This remarkable manual encompasses the author's 30 years of experience and unique perspectives teaching endoscopic sinonasal surgery to residents and fellows. It also reflects a wealth of surgical pearls from rhinology and endoscopic skull base surgery experts on how to safely navigate through the nose, sinuses, orbit, and skull base.
Following a stepwise approach designed to mirror a resident's progression in the cadaver lab, this user-friendly manual includes the most pertinent information on instrumentation, anteroposterior approaches, and postero-anterior approaches. Starting with the philosophy and history of sinus surgery, the reader is introduced to basic anatomical and surgical concepts - progressing to complete sphenoethmoidectomy and frontal sinusotomy. Subsequent chapters delineate advanced dissection techniques including dacryocystorhinostomy, orbital decompression, anterior skull base resection, infratemporal fossa approach, nasopharyngectomy, and skull base repair techniques utilizing grafts and local/regional flaps.
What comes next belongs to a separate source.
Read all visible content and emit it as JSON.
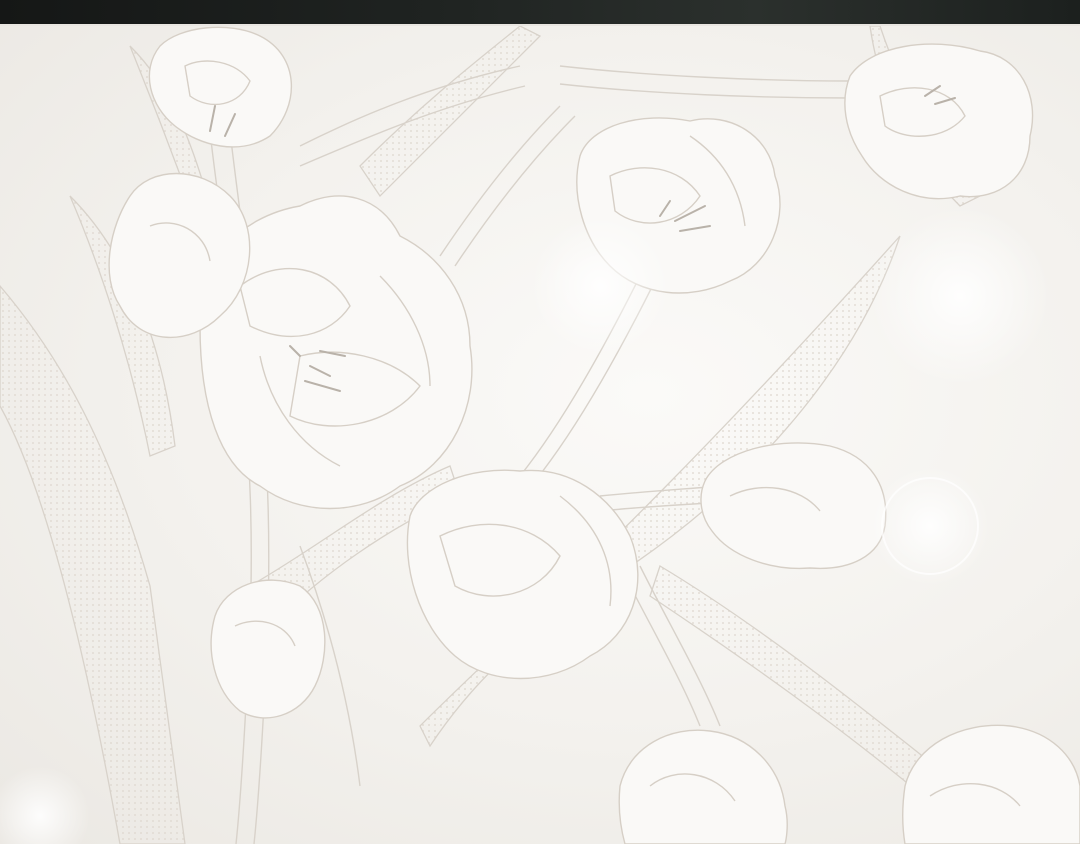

Complementary external approaches to the frontal and maxillary sinuses are also illustrated.
Videos available online.
Exquisitely detailed full-color diagrams sequentially illustrate the appearance of the surgical cavity before and after resection, reinforcing the stepwise progression.
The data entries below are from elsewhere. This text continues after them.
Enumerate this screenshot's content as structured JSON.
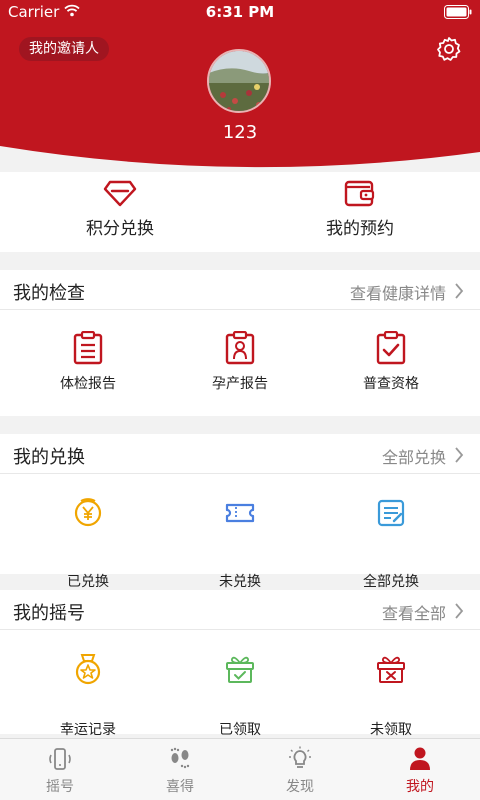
{
  "status_bar": {
    "carrier": "Carrier",
    "time": "6:31 PM"
  },
  "header": {
    "inviter_label": "我的邀请人",
    "username": "123"
  },
  "quick_actions": [
    {
      "label": "积分兑换",
      "icon": "diamond-icon"
    },
    {
      "label": "我的预约",
      "icon": "wallet-icon"
    }
  ],
  "sections": {
    "checkups": {
      "title": "我的检查",
      "link": "查看健康详情",
      "items": [
        {
          "label": "体检报告",
          "icon": "clipboard-list-icon"
        },
        {
          "label": "孕产报告",
          "icon": "baby-badge-icon"
        },
        {
          "label": "普查资格",
          "icon": "clipboard-check-icon"
        }
      ]
    },
    "exchanges": {
      "title": "我的兑换",
      "link": "全部兑换",
      "items": [
        {
          "label": "已兑换",
          "icon": "yen-coin-icon"
        },
        {
          "label": "未兑换",
          "icon": "ticket-icon"
        },
        {
          "label": "全部兑换",
          "icon": "document-edit-icon"
        }
      ]
    },
    "lottery": {
      "title": "我的摇号",
      "link": "查看全部",
      "items": [
        {
          "label": "幸运记录",
          "icon": "star-medal-icon"
        },
        {
          "label": "已领取",
          "icon": "gift-check-icon"
        },
        {
          "label": "未领取",
          "icon": "gift-x-icon"
        }
      ]
    }
  },
  "tabs": [
    {
      "label": "摇号",
      "icon": "shake-phone-icon",
      "active": false
    },
    {
      "label": "喜得",
      "icon": "footprints-icon",
      "active": false
    },
    {
      "label": "发现",
      "icon": "lightbulb-icon",
      "active": false
    },
    {
      "label": "我的",
      "icon": "person-icon",
      "active": true
    }
  ],
  "colors": {
    "brand_red": "#c0161f",
    "yellow": "#f0a500",
    "blue": "#4a7fe0",
    "green": "#5cb85c"
  }
}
Key concepts expertly elucidated through extensive illustrations, endoscopic views, and CT/MRI scans.
Easy-to-follow anatomical landmarks pinpoint safe surgical sinus entry zones, respective of paranasal sinuses and mucociliary pathways.
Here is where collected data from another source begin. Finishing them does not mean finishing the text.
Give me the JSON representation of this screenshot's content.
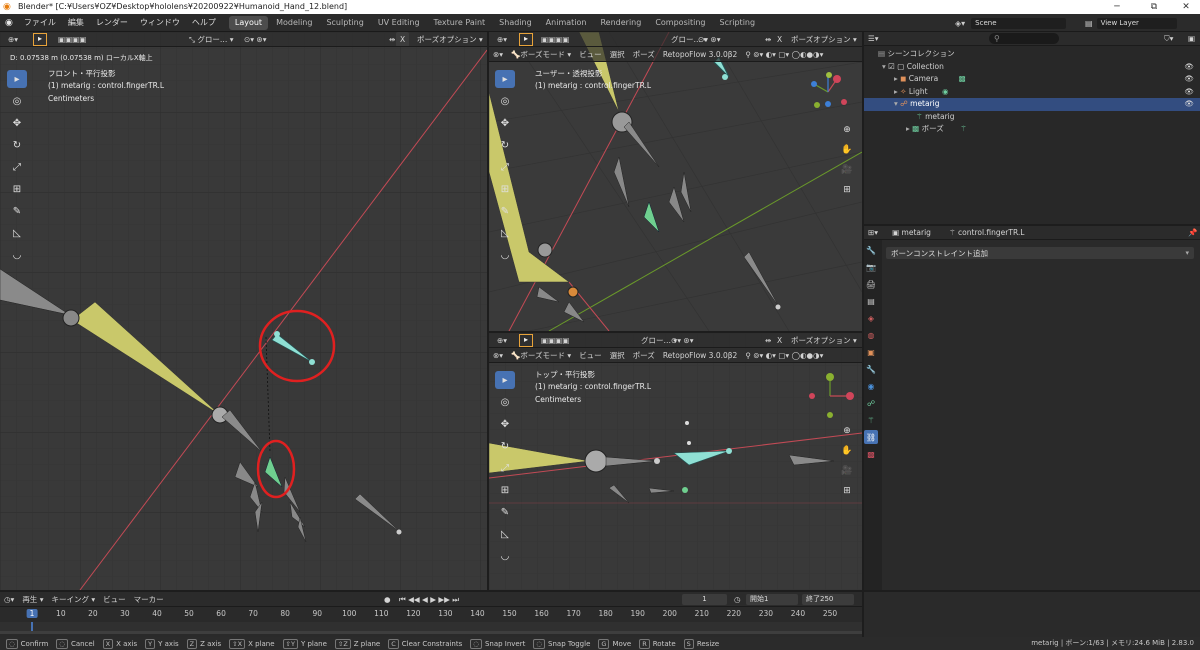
{
  "titlebar": {
    "title": "Blender* [C:¥Users¥OZ¥Desktop¥hololens¥20200922¥Humanoid_Hand_12.blend]",
    "minimize": "─",
    "maximize": "⧉",
    "close": "✕"
  },
  "menubar": {
    "menus": [
      "ファイル",
      "編集",
      "レンダー",
      "ウィンドウ",
      "ヘルプ"
    ],
    "workspaces": [
      "Layout",
      "Modeling",
      "Sculpting",
      "UV Editing",
      "Texture Paint",
      "Shading",
      "Animation",
      "Rendering",
      "Compositing",
      "Scripting"
    ],
    "active_workspace": "Layout",
    "scene": "Scene",
    "view_layer": "View Layer"
  },
  "viewport_main": {
    "header": {
      "orientation": "グロー…",
      "pose_options": "ポーズオプション",
      "x_label": "X"
    },
    "measure_text": "D: 0.07538 m (0.07538 m) ローカルX軸上",
    "view_name": "フロント・平行投影",
    "object_info": "(1) metarig : control.fingerTR.L",
    "units": "Centimeters"
  },
  "viewport_user": {
    "header": {
      "mode": "ボーズモード",
      "view": "ビュー",
      "select": "選択",
      "pose": "ポーズ",
      "addon": "RetopoFlow 3.0.0β2",
      "orientation": "グロー…",
      "pose_options": "ポーズオプション",
      "x_label": "X"
    },
    "view_name": "ユーザー・透視投影",
    "object_info": "(1) metarig : control.fingerTR.L"
  },
  "viewport_top": {
    "header": {
      "mode": "ボーズモード",
      "view": "ビュー",
      "select": "選択",
      "pose": "ポーズ",
      "addon": "RetopoFlow 3.0.0β2",
      "orientation": "グロー…",
      "pose_options": "ポーズオプション",
      "x_label": "X"
    },
    "view_name": "トップ・平行投影",
    "object_info": "(1) metarig : control.fingerTR.L",
    "units": "Centimeters"
  },
  "outliner": {
    "search_placeholder": "",
    "items": [
      {
        "label": "シーンコレクション",
        "indent": 0
      },
      {
        "label": "Collection",
        "indent": 1
      },
      {
        "label": "Camera",
        "indent": 2
      },
      {
        "label": "Light",
        "indent": 2
      },
      {
        "label": "metarig",
        "indent": 2
      },
      {
        "label": "metarig",
        "indent": 3
      },
      {
        "label": "ボーズ",
        "indent": 3
      }
    ],
    "selected_index": 4
  },
  "properties": {
    "object_name": "metarig",
    "bone_name": "control.fingerTR.L",
    "add_constraint": "ボーンコンストレイント追加"
  },
  "timeline": {
    "playback": "再生",
    "keying": "キーイング",
    "view": "ビュー",
    "marker": "マーカー",
    "current_frame": "1",
    "start_label": "開始",
    "start": "1",
    "end_label": "終了",
    "end": "250",
    "ticks": [
      "1",
      "10",
      "20",
      "30",
      "40",
      "50",
      "60",
      "70",
      "80",
      "90",
      "100",
      "110",
      "120",
      "130",
      "140",
      "150",
      "160",
      "170",
      "180",
      "190",
      "200",
      "210",
      "220",
      "230",
      "240",
      "250"
    ]
  },
  "statusbar": {
    "items": [
      {
        "key": "",
        "label": "Confirm"
      },
      {
        "key": "",
        "label": "Cancel"
      },
      {
        "key": "X",
        "label": "X axis"
      },
      {
        "key": "Y",
        "label": "Y axis"
      },
      {
        "key": "Z",
        "label": "Z axis"
      },
      {
        "key": "⇧X",
        "label": "X plane"
      },
      {
        "key": "⇧Y",
        "label": "Y plane"
      },
      {
        "key": "⇧Z",
        "label": "Z plane"
      },
      {
        "key": "C",
        "label": "Clear Constraints"
      },
      {
        "key": "",
        "label": "Snap Invert"
      },
      {
        "key": "",
        "label": "Snap Toggle"
      },
      {
        "key": "G",
        "label": "Move"
      },
      {
        "key": "R",
        "label": "Rotate"
      },
      {
        "key": "S",
        "label": "Resize"
      }
    ],
    "right_info": "metarig | ボーン:1/63 | メモリ:24.6 MiB | 2.83.0"
  },
  "colors": {
    "selection_blue": "#4772b3",
    "bone_yellow": "#c9c86a",
    "bone_active": "#8fe0d4",
    "annotation_red": "#e02020",
    "axis_red": "#c44a55",
    "axis_green": "#6a9a2a"
  }
}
Minimally invasive approaches to restore sinus ventilation and normal nasal functioning, as well as orbital and skull base procedures and approaches described in depth.
This visually-rich manual is ideal for residents in otolaryngology-head and neck surgery, as well as rhinology and endoscopic skull base fellows. It will also benefit otolaryngologists, ophthalmologists, and neurosurgeons who wish to brush up on specific endoscopic dissection techniques relative to their individual practice needs.